Monica Costa is an affiliate member of the FGC. She is an economist and gender and development researcher with a particular focus on the application of Gender-Responsive Budgeting. Her book - Gender Responsive Budgeting (GRB) in Fragile States: The case of Timor-Leste - is the first international publication addressing the potential of gender budgeting in fragile state contexts. She has published widely in leading journals and has worked on gender issues in Australia, Portugal, Timor Leste, Solomon Islands, and Indonesia. She has worked with a range of partners including the Australian aid program, UN agencies, and International NGOs. In 2008 she was an adviser to the Timor-Leste Secretary of State for the Promotion of Equality, and over the years she has been engaged in a variety of regional training course on Gender-Responsive Budgeting, and Women in Politics.

Professor Katie Barclay

Katie Barclay is co-director of the FGC and Head of Historical and Classical Studies at the University of Adelaide. Her research focuses on the history of subjectivity and identity creation, especially with respect to gender, the history of emotions and family life, and histories of Britain. She is the author of Love, Intimacy and Power: Marriage and Patriarchy in Scotland, 1650-1850 (Manchester, 2011), Men on Trial: Performing Emotion, Embodiment and Identity, 1800-1845(Manchester, 2019); A History of Emotions: A Student Guide to Sources and Methods (Basingstoke, 2020); Caritas: Neighbourly Love and the Early Modern Self (Oxford, 2021), and numerous articles and book chapters. From 2019-2022, she was Deputy Director of the ARC Centre of Excellence in the History of Emotions and holds an ARC Discovery grant 'Precarious Accounts: Money, Sex and Power in the Industrial Revolution” to explore how accounting practices shaped selfhood and morality across the eighteenth and nineteenth centuries. She is currently working on the FGC Adelaide’s academic women project.

Dr Alexandra Peralta

Alexandra Peralta is a member of the Management Committee for the FGC. She is a Senior Lecturer in Agricultural and Food Economics at the University of Adelaide.
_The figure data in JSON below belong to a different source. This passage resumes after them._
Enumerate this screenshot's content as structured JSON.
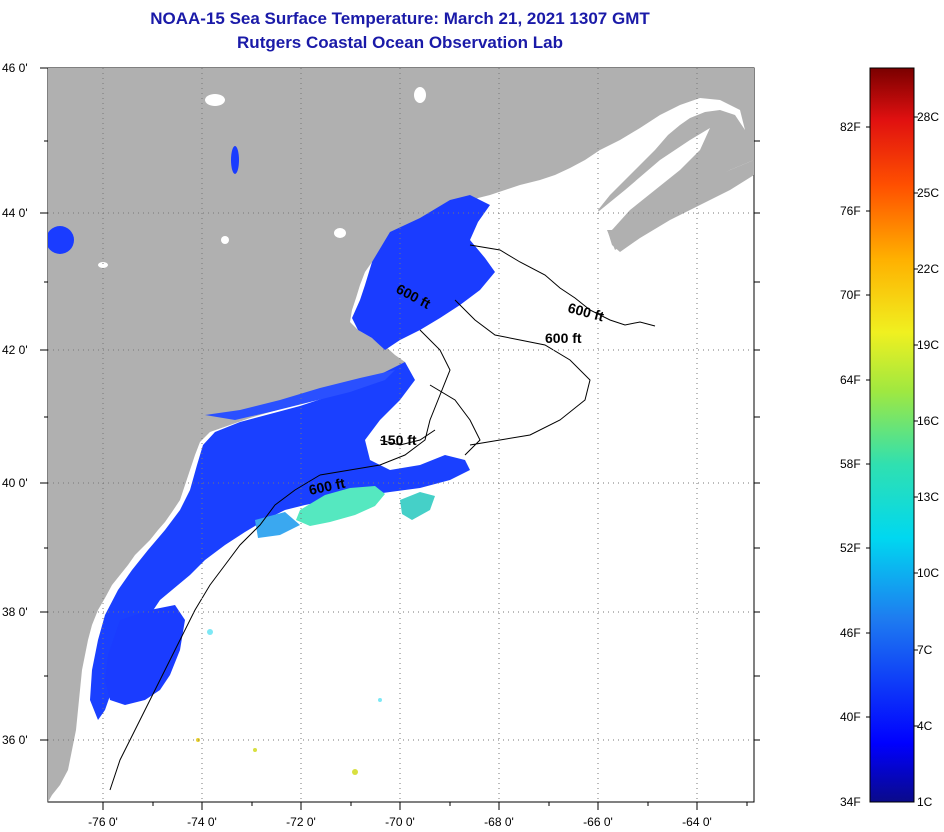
{
  "title": "NOAA-15 Sea Surface Temperature:  March 21, 2021 1307 GMT",
  "subtitle": "Rutgers Coastal Ocean Observation Lab",
  "lat_labels": [
    "46 0'",
    "44 0'",
    "42 0'",
    "40 0'",
    "38 0'",
    "36 0'"
  ],
  "lon_labels": [
    "-76 0'",
    "-74 0'",
    "-72 0'",
    "-70 0'",
    "-68 0'",
    "-66 0'",
    "-64 0'"
  ],
  "contours": [
    "600 ft",
    "600 ft",
    "600 ft",
    "150 ft",
    "600 ft"
  ],
  "colorbar": {
    "fahrenheit": [
      "82F",
      "76F",
      "70F",
      "64F",
      "58F",
      "52F",
      "46F",
      "40F",
      "34F"
    ],
    "celsius": [
      "28C",
      "25C",
      "22C",
      "19C",
      "16C",
      "13C",
      "10C",
      "7C",
      "4C",
      "1C"
    ]
  },
  "colors": {
    "land": "#b0b0b0",
    "water_nodata": "#ffffff",
    "cold_water": "#1a3cff",
    "warm_water": "#55e8c0",
    "title": "#1a1aa8"
  }
}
Her research focuses on evaluating the economic and social impacts of development interventions, with consideration to their heterogeneous effects on women and men. She is also interested in understanding the role of women in agriculture and how it is shaped by economic changes Alexandra’s work includes collaboration with agricultural scientists, anthropologists, and geographers. Her current research projects study the economic and social impacts of mobile finance on men and women in farming households in Cambodia and Laos, and the gendered impacts of the national seed system on food production and food security in Timor-Leste. She conducted work on the evaluation of the adoption of improved seed varieties and postharvest practices in Angola, Haiti, Nicaragua, Uganda, and Vanuatu, and dairy farming practices in Indonesia. These studies included gender heterogeneity analysis. She has presented her work in Australia, Brazil, Italy, Mexico, New Zealand, and the United States.